Ha pasado una semana desde el inicio de la segunda “semestre”
de la programa, lo que significa que tristemente estamos cerca del final. Sin
embargo todavía hay mucho a ver y hacer en España y planeo a tomar el máximo
provecho de mi tiempo aquí.
Cada día en esta clase tenemos una visita al lugar. Hasta
ahora hemos visitado el Museo Nacional de Arte de Cataluña, Montserrat, el
Museo Picasso, La Pedrera, y la Fundación Joan Miró. Mi favorito hasta ahora ha
sido sin duda Montserrat, un antiguo monasterio construido cerca de la cima de la
montaña.
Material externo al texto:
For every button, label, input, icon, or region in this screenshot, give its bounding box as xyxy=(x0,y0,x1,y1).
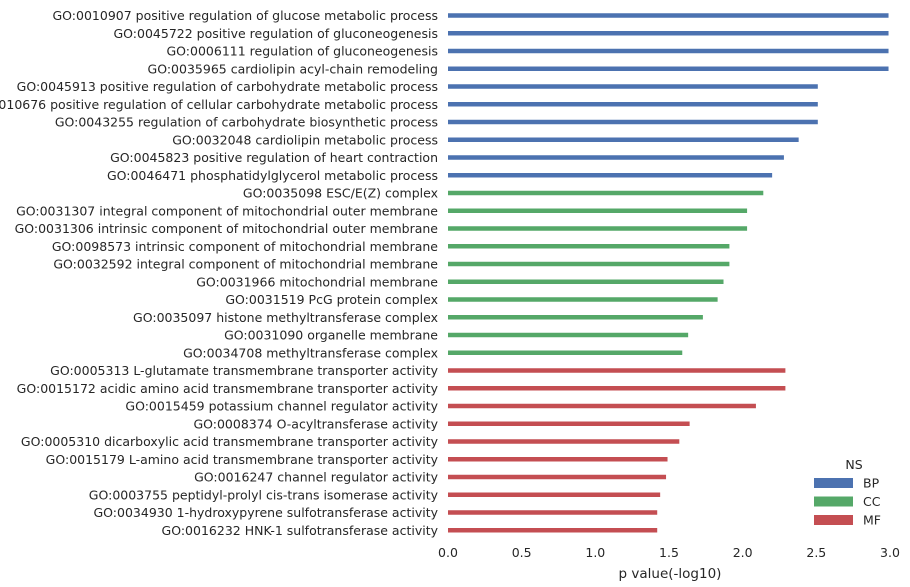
category-label-17: GO:0035097 histone methyltransferase com… xyxy=(133,310,438,325)
category-label-10: GO:0035098 ESC/E(Z) complex xyxy=(243,186,438,201)
bar-bp-3 xyxy=(448,66,889,71)
legend-label-cc: CC xyxy=(863,494,881,509)
category-label-12: GO:0031306 intrinsic component of mitoch… xyxy=(15,221,439,236)
category-label-14: GO:0032592 integral component of mitocho… xyxy=(53,257,438,272)
bar-mf-29 xyxy=(448,528,658,533)
bar-cc-18 xyxy=(448,332,689,338)
category-label-9: GO:0046471 phosphatidylglycerol metaboli… xyxy=(107,168,438,183)
category-label-21: GO:0015172 acidic amino acid transmembra… xyxy=(17,381,439,396)
category-label-11: GO:0031307 integral component of mitocho… xyxy=(16,203,438,218)
bar-mf-24 xyxy=(448,439,680,444)
x-tick-label-0: 0.0 xyxy=(438,545,458,560)
legend-swatch-bp xyxy=(814,478,853,488)
bar-cc-16 xyxy=(448,297,718,302)
bar-cc-11 xyxy=(448,208,748,213)
x-tick-label-3: 1.5 xyxy=(659,545,679,560)
bar-mf-26 xyxy=(448,474,667,480)
category-label-0: GO:0010907 positive regulation of glucos… xyxy=(52,8,438,23)
bar-mf-21 xyxy=(448,386,786,391)
legend-label-bp: BP xyxy=(863,476,880,491)
bars-layer xyxy=(448,13,889,533)
bar-cc-14 xyxy=(448,261,730,267)
category-label-1: GO:0045722 positive regulation of glucon… xyxy=(114,26,439,41)
bar-mf-28 xyxy=(448,510,658,515)
legend-swatch-mf xyxy=(814,515,853,525)
category-label-8: GO:0045823 positive regulation of heart … xyxy=(110,150,438,165)
legend-swatch-cc xyxy=(814,496,853,507)
bar-cc-10 xyxy=(448,190,764,196)
bar-cc-15 xyxy=(448,279,724,284)
legend: NS BP CC MF xyxy=(814,457,881,528)
category-label-26: GO:0016247 channel regulator activity xyxy=(194,470,438,485)
bar-mf-23 xyxy=(448,421,690,426)
x-tick-label-6: 3.0 xyxy=(880,545,900,560)
category-label-3: GO:0035965 cardiolipin acyl-chain remode… xyxy=(148,61,438,76)
category-label-6: GO:0043255 regulation of carbohydrate bi… xyxy=(55,115,438,130)
bar-cc-19 xyxy=(448,350,683,355)
category-label-16: GO:0031519 PcG protein complex xyxy=(225,292,438,307)
bar-bp-6 xyxy=(448,119,818,125)
category-label-15: GO:0031966 mitochondrial membrane xyxy=(196,274,438,289)
x-axis: 0.0 0.5 1.0 1.5 2.0 2.5 3.0 xyxy=(438,545,900,560)
category-label-23: GO:0008374 O-acyltransferase activity xyxy=(193,416,438,431)
category-label-19: GO:0034708 methyltransferase complex xyxy=(183,345,438,360)
bar-cc-12 xyxy=(448,226,748,231)
x-tick-label-4: 2.0 xyxy=(733,545,753,560)
category-label-7: GO:0032048 cardiolipin metabolic process xyxy=(172,132,438,147)
x-tick-label-5: 2.5 xyxy=(806,545,826,560)
category-labels: GO:0010907 positive regulation of glucos… xyxy=(0,8,439,538)
category-label-18: GO:0031090 organelle membrane xyxy=(224,328,438,343)
x-tick-label-1: 0.5 xyxy=(512,545,532,560)
category-label-13: GO:0098573 intrinsic component of mitoch… xyxy=(52,239,438,254)
legend-title: NS xyxy=(845,457,862,472)
bar-mf-27 xyxy=(448,492,661,497)
bar-bp-1 xyxy=(448,31,889,36)
category-label-28: GO:0034930 1-hydroxypyrene sulfotransfer… xyxy=(93,505,438,520)
bar-bp-0 xyxy=(448,13,889,18)
bar-bp-2 xyxy=(448,48,889,54)
x-tick-label-2: 1.0 xyxy=(585,545,605,560)
category-label-22: GO:0015459 potassium channel regulator a… xyxy=(125,399,438,414)
bar-bp-7 xyxy=(448,137,799,142)
bar-mf-22 xyxy=(448,403,756,409)
category-label-20: GO:0005313 L-glutamate transmembrane tra… xyxy=(50,363,438,378)
bar-bp-9 xyxy=(448,173,773,178)
category-label-5: GO:0010676 positive regulation of cellul… xyxy=(0,97,438,112)
bar-mf-25 xyxy=(448,457,668,462)
category-label-24: GO:0005310 dicarboxylic acid transmembra… xyxy=(21,434,439,449)
category-label-2: GO:0006111 regulation of gluconeogenesis xyxy=(167,44,439,59)
x-axis-title: p value(-log10) xyxy=(619,566,722,582)
bar-bp-4 xyxy=(448,84,818,89)
bar-mf-20 xyxy=(448,368,786,373)
bar-bp-8 xyxy=(448,155,784,160)
bar-cc-17 xyxy=(448,315,703,320)
category-label-29: GO:0016232 HNK-1 sulfotransferase activi… xyxy=(162,523,439,538)
legend-label-mf: MF xyxy=(863,513,881,528)
bar-bp-5 xyxy=(448,102,818,107)
category-label-25: GO:0015179 L-amino acid transmembrane tr… xyxy=(46,452,439,467)
bar-cc-13 xyxy=(448,244,730,249)
category-label-27: GO:0003755 peptidyl-prolyl cis-trans iso… xyxy=(89,487,439,502)
category-label-4: GO:0045913 positive regulation of carboh… xyxy=(17,79,438,94)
Tomamos el día para ver parte de la misa en su iglesia, visitar a los
vendedores locales de la calle, y caminar a varios lugares religiosos de la
montaña. En particular disfruté la caminata ya que no he estado fuera de un
área metropolitana desde el final del semestre de primavera. El Museo Nacional
de Arte de Cataluña es mi favorito de las tres exposiciones de arte a pesar del
hecho de que nuestro guía nos corrió a través de la gira tan rápido como fue
posible. Me pareció que el arte fue mucho más fácil relacionarse que los otros
y disfruté del aire acondicionado.
El evento más grande, o culminación de eventos, sin embargo,
ha sido la completa desolación de nuestro grupo. Durante la última semana se ha
convertido en muy antipáticos y separados, algo que pensé que íbamos a evitar después
de las primeras semanas. La gente siempre está hablando detrás de las espaldas
de los demás y se quejaba de las acciones de los demás, pero muy rara vez hay
un alejamiento por adelantado o conseguir hecho para resolver los problemas
entre los individuos o entre el grupo en total. Aquí todo en el grupo tiene sus
propias fuerzas y debilidades (incluido yo mismo), y deseo que podamos entenderlo, y
trabajar y construir el uno del otro en lugar de luchar. Por otro lado, yo entiendo que hay personas que les gustan el uno al otro. Y eso es bien. Pero no puedo almorzar con un amigo si hay un otro tambien, y esto es lo que no puedo tolerar.